[Originally published as an Editorial]
Since this issue of the Piper & Drummer is the last of this century, it’s fitting that we should try to put things into some kind of perspective.
The 20th century, without doubt, was the greatest ever for piping and drumming. Never has so much been achieved for the bagpipe and pipe band drums by so many over the last hundred years.
And we owe almost all of it to technology. Technology has brought pipers and drummers together. Technology has made it possible for piping to thrive world wide. Technology has allowed there to be a world standard of excellence for our instruments. Technology has allowed the Piper & Drummer to be feasible.
Looking back to the 19th century we can see just how far we’ve come. When the great piper D.C. Mather immigrated to Montana at the turn of the century he found himself smack dab in a piping wasteland with hardly a decent piper to found for a thousand miles. A hundred years later even Montana boasts pipers capable of playing a good “Loch Carron.” If he were here today, Mather would be astounded at the world piping community.

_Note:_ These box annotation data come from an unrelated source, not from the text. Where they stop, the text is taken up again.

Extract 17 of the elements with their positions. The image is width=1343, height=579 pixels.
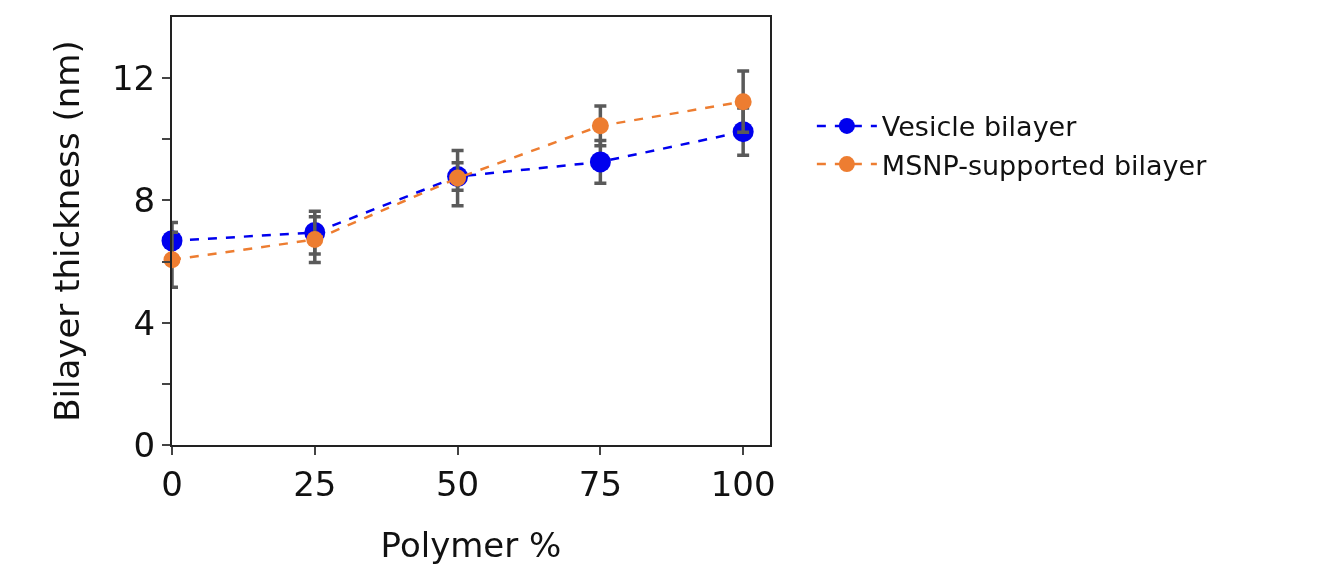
x-tick-label: 0 xyxy=(161,463,183,504)
point xyxy=(306,231,324,249)
point xyxy=(589,151,611,173)
y-tick-label: 4 xyxy=(133,302,156,343)
point xyxy=(591,117,609,135)
x-tick-label: 100 xyxy=(710,463,776,504)
x-tick-label: 75 xyxy=(578,463,622,504)
x-axis-title: Polymer % xyxy=(380,524,562,565)
legend-label: MSNP-supported bilayer xyxy=(881,149,1208,181)
point xyxy=(734,93,752,111)
legend-label: Vesicle bilayer xyxy=(881,111,1078,143)
y-tick-label: 8 xyxy=(133,180,156,221)
y-tick-label: 12 xyxy=(111,58,156,99)
y-tick-label: 0 xyxy=(133,424,156,465)
x-tick-label: 50 xyxy=(435,463,480,504)
y-axis-title: Bilayer thickness (nm) xyxy=(47,40,88,422)
x-tick-label: 25 xyxy=(293,463,337,504)
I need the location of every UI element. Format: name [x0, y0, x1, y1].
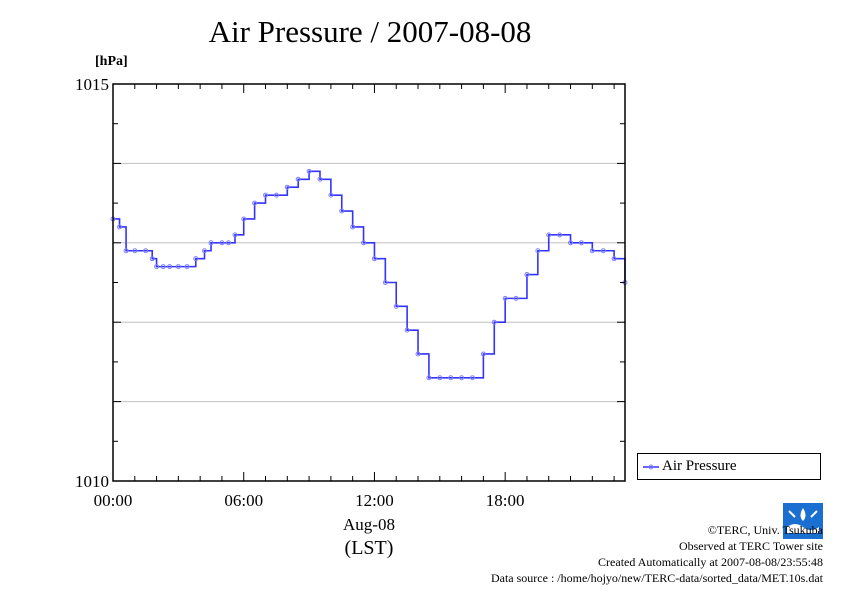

In this issue we take a good look at the last hundred years and try to envision the future. We assembled a panel of five experts with unique insights on the history of piping and drumming. Through the power of the Internet, we also asked the world of pipers and drummers for their views at the end of the millennium.
Our predictions for piping and drumming in the 21st century:
But there’s one thing we know for certain: the Piper & Drummer will continue to go from strength to strength, continuing to take advantage of new communications technologies, and continue to inspire trailing publications.